Wallace Matthews, ESPN Staff Writer 10y

Shawn Kelley: Joey Bats bush

NEW YORK -- While the rest of the world was apparently watching a baseball fly over the leftfield fence in the eighth inning of Thursday night's Yankees-Blue Jays game, Shawn Kelley was watching the man who hit it.

And he did not like what he saw: Jose Bautista, who hit the two-run shot that momentarily tied the game, shouting obscenities out toward the field, watching the flight of the baseball, and slamming his bat down when he saw it land in the seats.

"I didn’t understand the extent of that emotion, I guess," said Kelley, who was bailed out by Chris Young, Antoan Richardson and Chase Headley in the bottom of the ninth. "I guess I maybe took it a little bit personal like it was directed toward me. Maybe it was, maybe it wasn’t, but I don’t feel like that necessarily is the right thing to do in that situation. I honestly felt disrespected. I didn’t do anything to deserve it.”

Kelley said, however, that he chose not to confront Bautista on the field Thursday night.

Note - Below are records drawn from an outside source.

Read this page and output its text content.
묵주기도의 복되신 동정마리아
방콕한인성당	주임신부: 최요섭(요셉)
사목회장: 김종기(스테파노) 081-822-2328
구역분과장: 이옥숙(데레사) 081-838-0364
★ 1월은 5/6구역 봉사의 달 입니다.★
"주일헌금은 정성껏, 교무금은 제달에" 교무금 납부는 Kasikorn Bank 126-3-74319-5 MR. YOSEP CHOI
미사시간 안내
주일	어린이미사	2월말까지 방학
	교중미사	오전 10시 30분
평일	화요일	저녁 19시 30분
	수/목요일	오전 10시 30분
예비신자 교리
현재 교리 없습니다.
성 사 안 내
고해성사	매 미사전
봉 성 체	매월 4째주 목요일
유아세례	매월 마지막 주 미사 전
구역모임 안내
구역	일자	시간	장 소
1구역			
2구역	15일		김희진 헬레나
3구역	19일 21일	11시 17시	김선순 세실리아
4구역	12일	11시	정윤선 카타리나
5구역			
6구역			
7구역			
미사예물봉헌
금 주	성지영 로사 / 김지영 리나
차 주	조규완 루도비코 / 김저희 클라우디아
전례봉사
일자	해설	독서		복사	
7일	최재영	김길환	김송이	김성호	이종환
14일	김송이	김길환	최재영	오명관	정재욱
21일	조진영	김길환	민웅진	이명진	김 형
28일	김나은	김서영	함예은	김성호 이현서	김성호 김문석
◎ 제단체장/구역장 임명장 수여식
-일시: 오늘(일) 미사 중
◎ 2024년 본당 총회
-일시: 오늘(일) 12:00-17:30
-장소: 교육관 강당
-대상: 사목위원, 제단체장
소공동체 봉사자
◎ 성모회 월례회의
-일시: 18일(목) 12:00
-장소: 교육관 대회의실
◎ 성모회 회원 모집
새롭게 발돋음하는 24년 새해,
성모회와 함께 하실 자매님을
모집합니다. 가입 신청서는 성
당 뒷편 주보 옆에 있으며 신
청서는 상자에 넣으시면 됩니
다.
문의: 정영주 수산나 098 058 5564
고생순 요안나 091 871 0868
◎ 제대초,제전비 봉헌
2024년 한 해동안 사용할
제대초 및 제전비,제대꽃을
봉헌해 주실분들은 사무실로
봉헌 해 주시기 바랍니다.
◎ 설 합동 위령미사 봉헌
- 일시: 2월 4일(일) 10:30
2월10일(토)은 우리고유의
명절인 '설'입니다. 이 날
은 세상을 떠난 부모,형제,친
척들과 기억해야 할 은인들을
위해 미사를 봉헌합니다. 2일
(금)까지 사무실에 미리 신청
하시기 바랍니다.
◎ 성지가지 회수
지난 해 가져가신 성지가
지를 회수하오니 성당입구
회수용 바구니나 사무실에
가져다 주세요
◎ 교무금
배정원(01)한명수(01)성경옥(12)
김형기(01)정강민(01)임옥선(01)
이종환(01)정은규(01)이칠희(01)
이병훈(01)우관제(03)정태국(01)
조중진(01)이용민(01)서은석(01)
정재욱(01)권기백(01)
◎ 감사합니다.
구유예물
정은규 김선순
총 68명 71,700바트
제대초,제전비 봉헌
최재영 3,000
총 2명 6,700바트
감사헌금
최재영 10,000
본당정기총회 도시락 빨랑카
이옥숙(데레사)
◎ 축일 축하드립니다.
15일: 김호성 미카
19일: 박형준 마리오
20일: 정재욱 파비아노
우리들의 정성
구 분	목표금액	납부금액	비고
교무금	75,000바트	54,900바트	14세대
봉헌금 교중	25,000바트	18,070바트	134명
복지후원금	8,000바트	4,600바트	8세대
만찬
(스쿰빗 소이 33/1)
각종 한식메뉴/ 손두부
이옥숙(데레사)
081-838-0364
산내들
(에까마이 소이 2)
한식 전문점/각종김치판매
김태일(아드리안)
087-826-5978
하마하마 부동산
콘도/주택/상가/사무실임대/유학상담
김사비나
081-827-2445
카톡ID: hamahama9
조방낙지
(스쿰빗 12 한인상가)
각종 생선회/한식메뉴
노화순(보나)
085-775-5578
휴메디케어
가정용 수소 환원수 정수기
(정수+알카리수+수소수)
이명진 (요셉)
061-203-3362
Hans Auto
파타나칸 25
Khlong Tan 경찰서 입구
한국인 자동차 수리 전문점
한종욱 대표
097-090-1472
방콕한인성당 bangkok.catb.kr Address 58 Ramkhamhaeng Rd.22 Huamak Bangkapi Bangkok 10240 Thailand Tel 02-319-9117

"I don’t think there’s any point in that," he said. "We’re both competitive and we’re both competitors and we’ve still got three games, so I could be back out there again facing him. I’m not trying to start a big stir or personal battle with him or with our teams or start any drama. I just, I was a little bothered by the way it went down last night, and I felt like it was OK for me to say something.”

Manager Joe Girardi, who in the past has said that the best way to put an end to home run demonstrations is simply not to allow home runs, said he did not see Bautista's antics and could not adequately make a judgment on them.

"I was paying attention to [Brett Gardner] in the outfield," Girardi said. "It’s maybe something I need to look at. I did not see it because I was hoping the ball wasn’t going to go out, and Gardy acted like he had a chance.”

But even without seeing the play, Girardi seemed not to think it was as big deal as it appeared to be to Kelley.

“People are always going to take exception to when they feel that they’re being shown up," Girardi said. "I understand that. Sometimes players do it intentionally, but most of the time they don’t. It’s become accepted in our world that you can do things when you do things well in sports. Years and years ago, it wasn’t accepted. So, the game has changed. But I’d have to see it to really understand it.”